Tras la ceremonia religiosa, el cuerpo fue trasladado a las instalaciones del C-4, donde ya lo esperaban decenas de sus compañeros de la Guardia Civil Estatal. En un ambiente de profundo respeto y tristeza, se realizó el último pase de lista y el toque de silencio, un momento que caló hondo entre los presentes. El secretario de Seguridad Pública del Estado, Jesús Juárez Hernández, encabezó el homenaje y aseguró ante la familia que este crimen no quedará impune, destacando que Raúl Eduardo cumplió con su compromiso de proteger a los potosinos hasta el último suspiro.

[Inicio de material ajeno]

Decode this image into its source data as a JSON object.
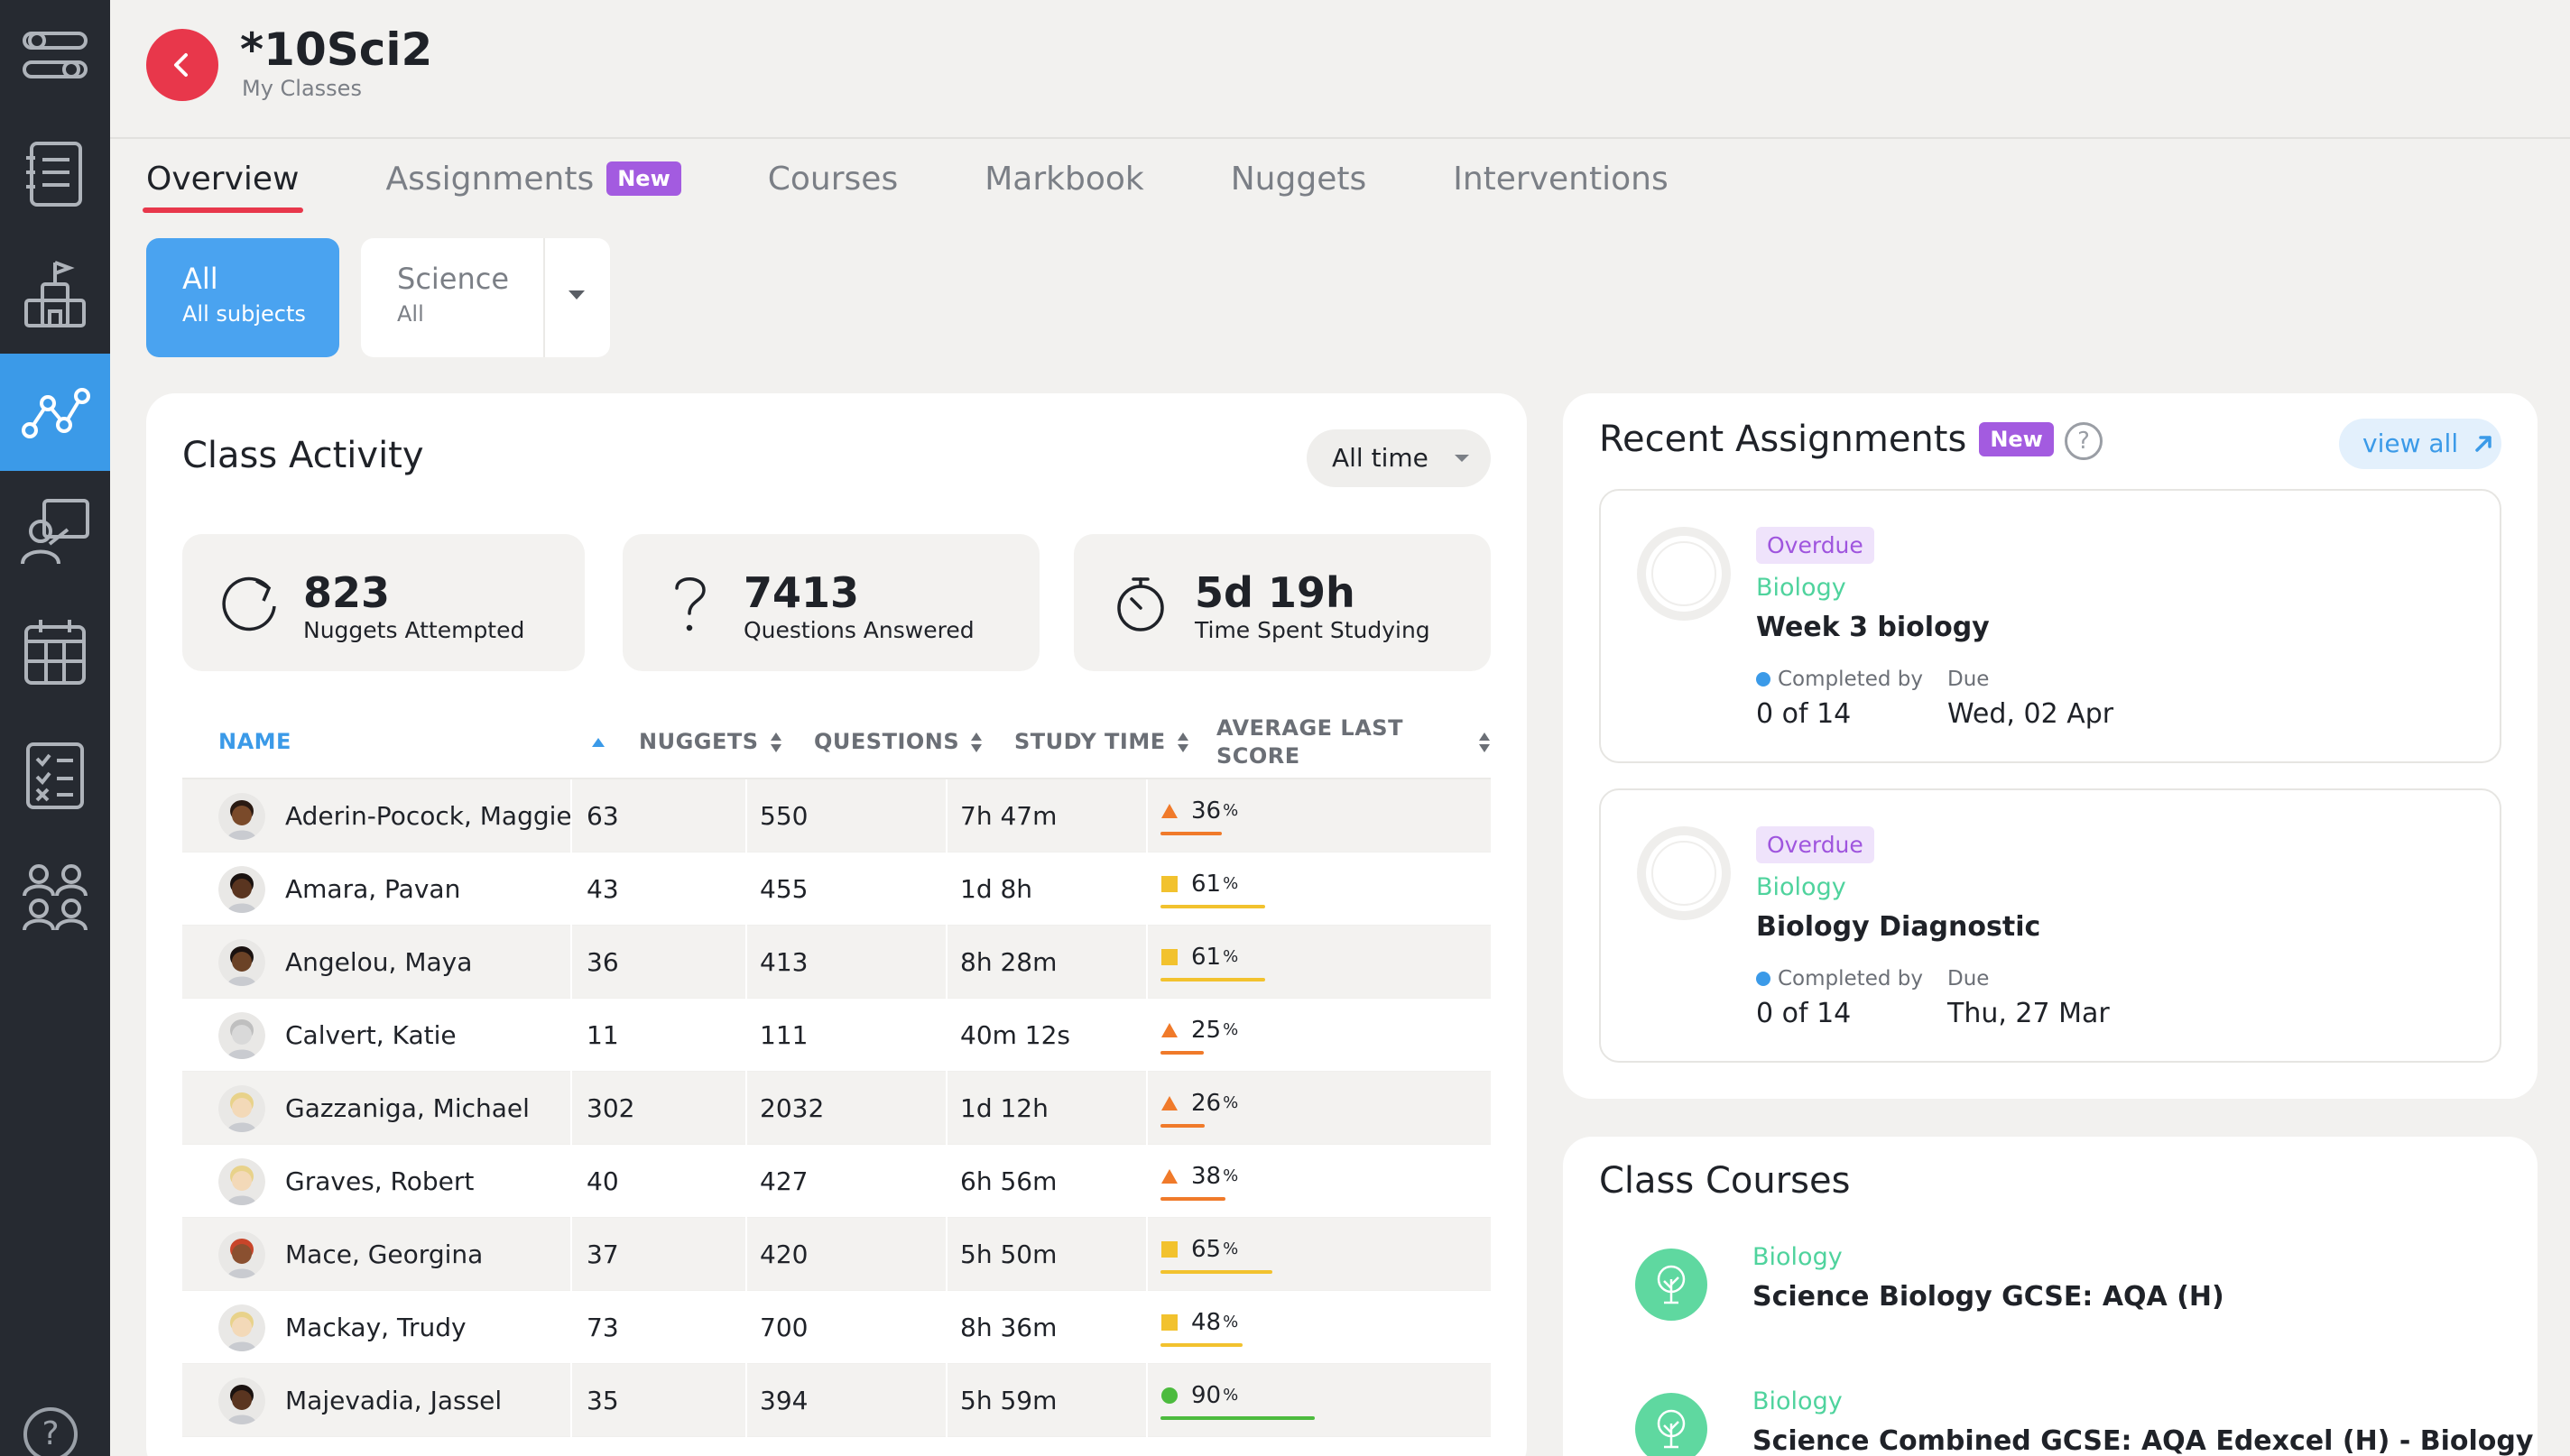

En un gesto cargado de simbolismo, las autoridades entregaron a la familia la bandera de México, agradeciendo el sacrificio del oficial que ofrendó su vida por la seguridad de todos. Entre patrullas y sirenas que resonaron en señal de respeto, el cortejo fúnebre partió hacia el Panteón Municipal de Ciudad Valles, donde los restos de Raúl Eduardo finalmente descansan, dejando un hueco imposible de llenar pero un ejemplo de valentía para toda la corporación.